At first it was hard. Very hard. Looking at the 82 year-old frail man, hooked up to monitors, was like seeing Dad in his final days.

Jeanie and I started into old hymns.  Ed’s mouth started moving. Our 3rd song was Amazing Grace. Ed started mouthing the words with almost intelligible sounds.  There was no question in my mind that he heard the song and was singing with us. 

As a preacher he had directed church choral groups.  On the next song, Ed’s IV-bruised hand lifted up and began a rhythmic dance of sorts.  Through teary eyes, Jeanie cried, “Look, he’s conducting us.”  I felt the smiling presence of God and His angels. My tears finally stopped about the time Ed’s daughter starting adding a beautiful soprano harmony to our 2 voices.  It was so emotional.  It had turned from sorrowful to loving. Purposeful.  A blessing all around.

The staff and other folks in the hospital kept peeking in from the hall.  I didn’t get the impression they saw much of this kind of thing.  Ed’s family must have thanked us a dozen times.  In the parking lot afterwards the hospice woman came up to us and said, “You two blessed the entire hospital today.”  That was sweet to hear. And I know that the truth is that this is the way God blesses – all around (our job is to say ‘yes’ when we hear His call).

And so, in the end, I realize that this was really a blessing passed on by my Dad to their Dad and his family.  God doesn’t waste our experiences or our pain.  God’s timing – perfect! He is the Master story-maker. Well, I’m crying again.  I miss Dad a lot today.

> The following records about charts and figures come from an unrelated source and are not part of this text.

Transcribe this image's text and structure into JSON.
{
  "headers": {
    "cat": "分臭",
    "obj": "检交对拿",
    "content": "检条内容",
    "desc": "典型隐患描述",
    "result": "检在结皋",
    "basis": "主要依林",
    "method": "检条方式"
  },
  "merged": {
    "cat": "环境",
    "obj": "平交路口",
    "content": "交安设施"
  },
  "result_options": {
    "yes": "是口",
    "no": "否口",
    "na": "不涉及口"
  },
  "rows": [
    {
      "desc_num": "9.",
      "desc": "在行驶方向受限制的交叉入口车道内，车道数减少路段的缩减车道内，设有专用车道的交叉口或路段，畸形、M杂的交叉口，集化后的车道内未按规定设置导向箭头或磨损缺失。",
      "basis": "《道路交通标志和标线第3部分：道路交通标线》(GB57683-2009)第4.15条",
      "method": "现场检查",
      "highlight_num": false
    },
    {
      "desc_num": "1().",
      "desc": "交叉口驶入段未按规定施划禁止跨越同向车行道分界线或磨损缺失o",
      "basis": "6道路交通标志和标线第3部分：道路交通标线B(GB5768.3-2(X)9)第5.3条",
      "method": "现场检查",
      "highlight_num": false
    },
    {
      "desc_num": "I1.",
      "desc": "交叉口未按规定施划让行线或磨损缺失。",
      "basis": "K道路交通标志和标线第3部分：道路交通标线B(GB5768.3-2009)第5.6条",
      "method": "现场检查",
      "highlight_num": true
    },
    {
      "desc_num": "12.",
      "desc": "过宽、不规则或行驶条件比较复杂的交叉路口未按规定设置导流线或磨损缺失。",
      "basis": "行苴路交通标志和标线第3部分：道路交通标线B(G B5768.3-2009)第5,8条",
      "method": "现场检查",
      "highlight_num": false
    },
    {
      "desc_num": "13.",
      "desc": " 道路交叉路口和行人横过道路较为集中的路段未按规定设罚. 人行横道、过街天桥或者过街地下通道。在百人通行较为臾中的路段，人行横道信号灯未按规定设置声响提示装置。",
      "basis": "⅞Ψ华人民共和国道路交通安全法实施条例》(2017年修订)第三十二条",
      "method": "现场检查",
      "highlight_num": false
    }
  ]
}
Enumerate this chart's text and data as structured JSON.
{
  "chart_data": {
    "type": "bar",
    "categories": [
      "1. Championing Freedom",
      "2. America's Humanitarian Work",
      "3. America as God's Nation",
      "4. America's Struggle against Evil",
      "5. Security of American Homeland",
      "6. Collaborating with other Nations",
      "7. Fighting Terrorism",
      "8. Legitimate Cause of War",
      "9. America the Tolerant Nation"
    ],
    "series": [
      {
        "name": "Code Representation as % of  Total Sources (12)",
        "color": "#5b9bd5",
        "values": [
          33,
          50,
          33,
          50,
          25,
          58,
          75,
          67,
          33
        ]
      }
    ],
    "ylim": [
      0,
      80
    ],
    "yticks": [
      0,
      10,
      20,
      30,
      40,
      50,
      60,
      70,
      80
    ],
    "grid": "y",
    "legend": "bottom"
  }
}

PS – I think I’m going to cc the family and Jeanie on this email.  I think they’d like that. The blessings just keep going because, “what the Lord blesses, He blesses forever.”
Songs of Life From a Hospital Bed - Part 2
After sending the previous blog (email really) out to my family I was reminded (by my sister) of a very significant related event.  A few weeks before my father died my brother and I went up to visit him. Since we were traveling light our step-brother brought over 2 guitars for us to jam with (perhaps a miracle in and of itself).  We sang and played for Jan and my Dad for over 2 hours after dinner one evening.  Dad said that this was the best he had felt in many weeks.  It really was one of the best times I've ever had with my father.  He even sang! Amazing considering his declining condition.

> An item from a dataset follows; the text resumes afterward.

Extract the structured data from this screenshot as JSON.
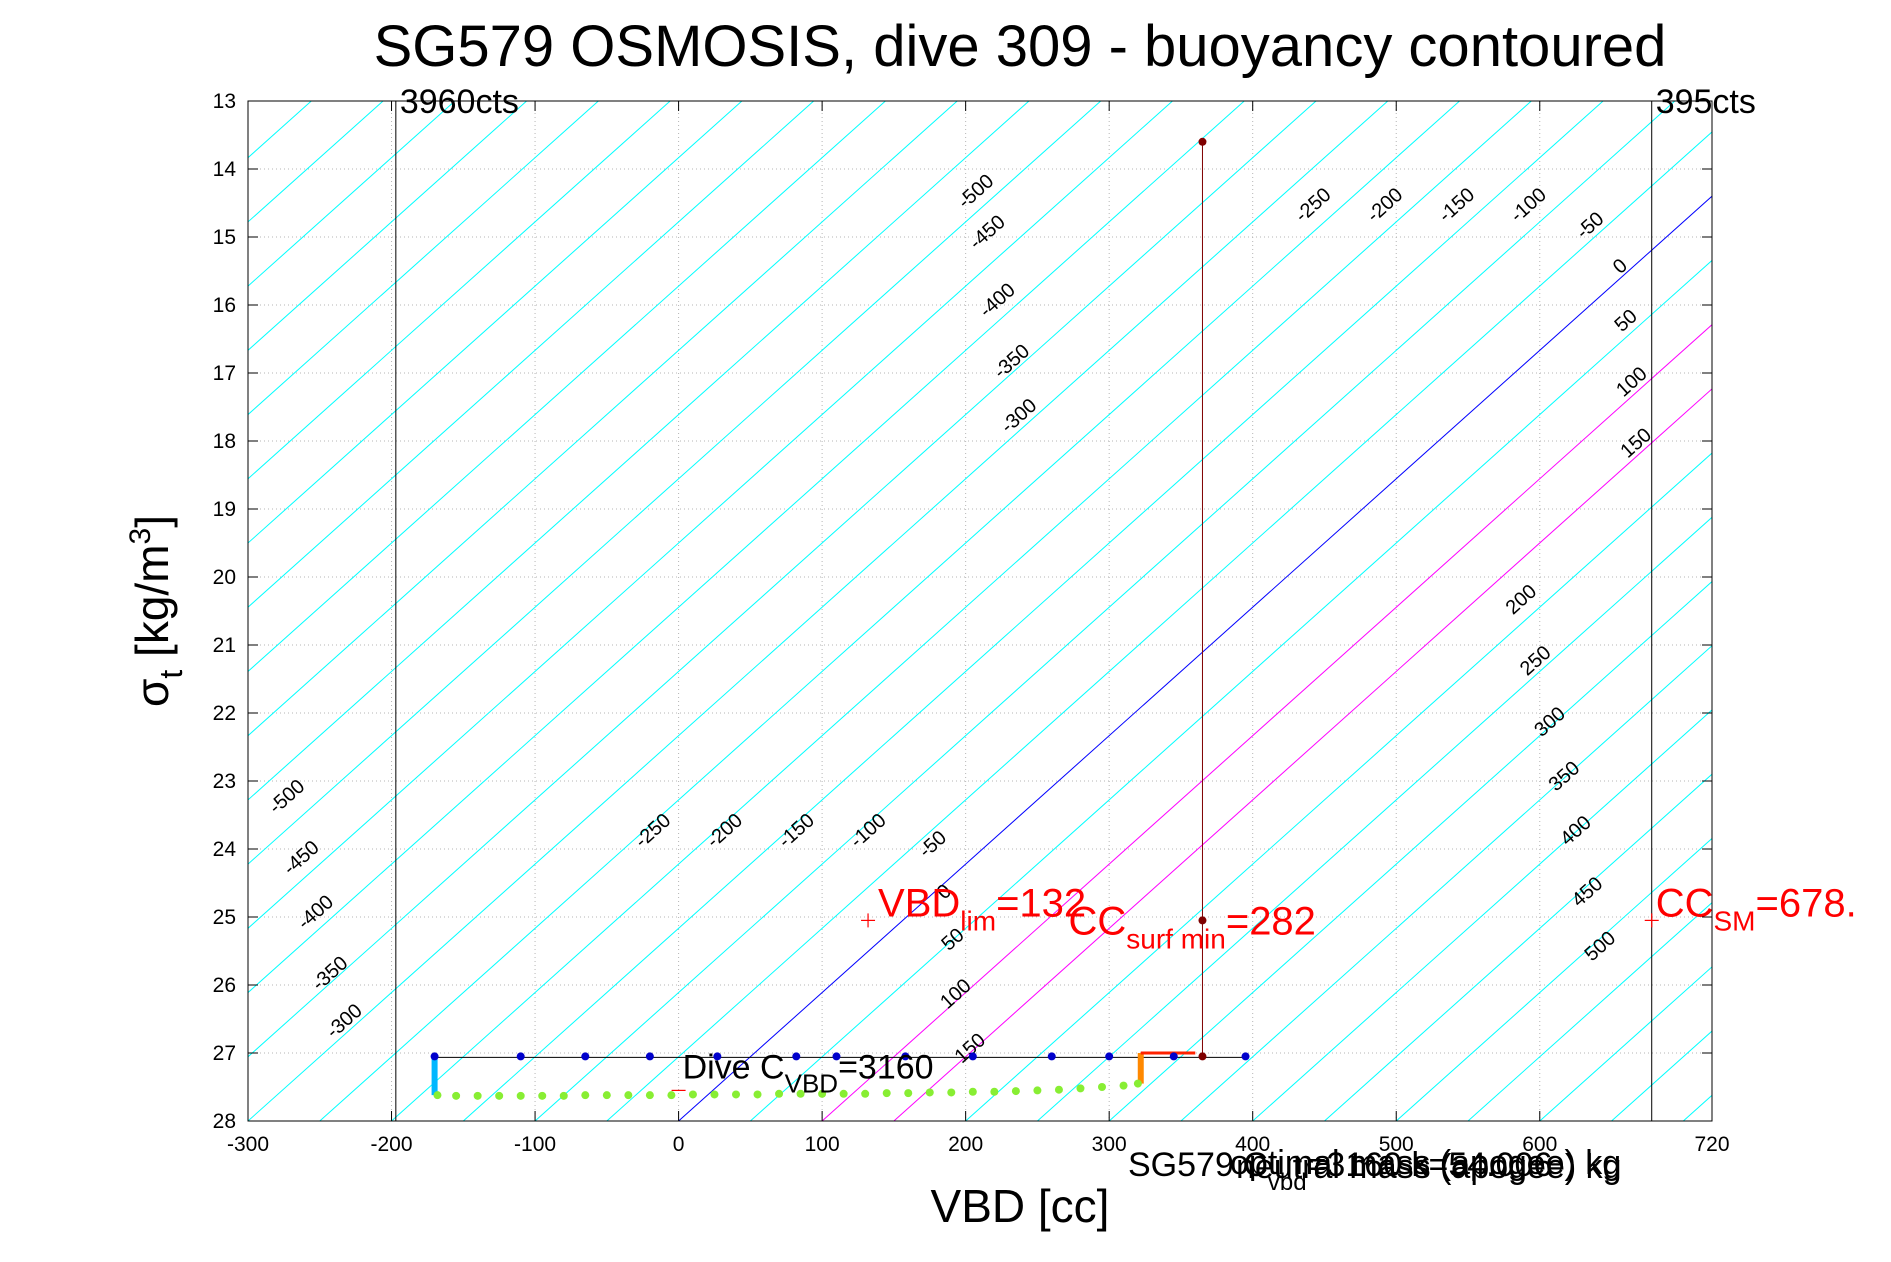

So therein lies the connection. Music, songs, guitars, family, love, healing, taking time not just say you care but to show you care.  It is no wonder that the experience in the hospital with Ed the preacher triggered so much emotion.  Someone once said, "Where your pain is, therein lies your gift." The gifts God gives us are the magic carpet rides upon which we travel to give to others. Pain is not a worthless emotion. It is more like an experience which teaches us sensitivity to others.  And in that sensitivity we connect with Amazing Grace.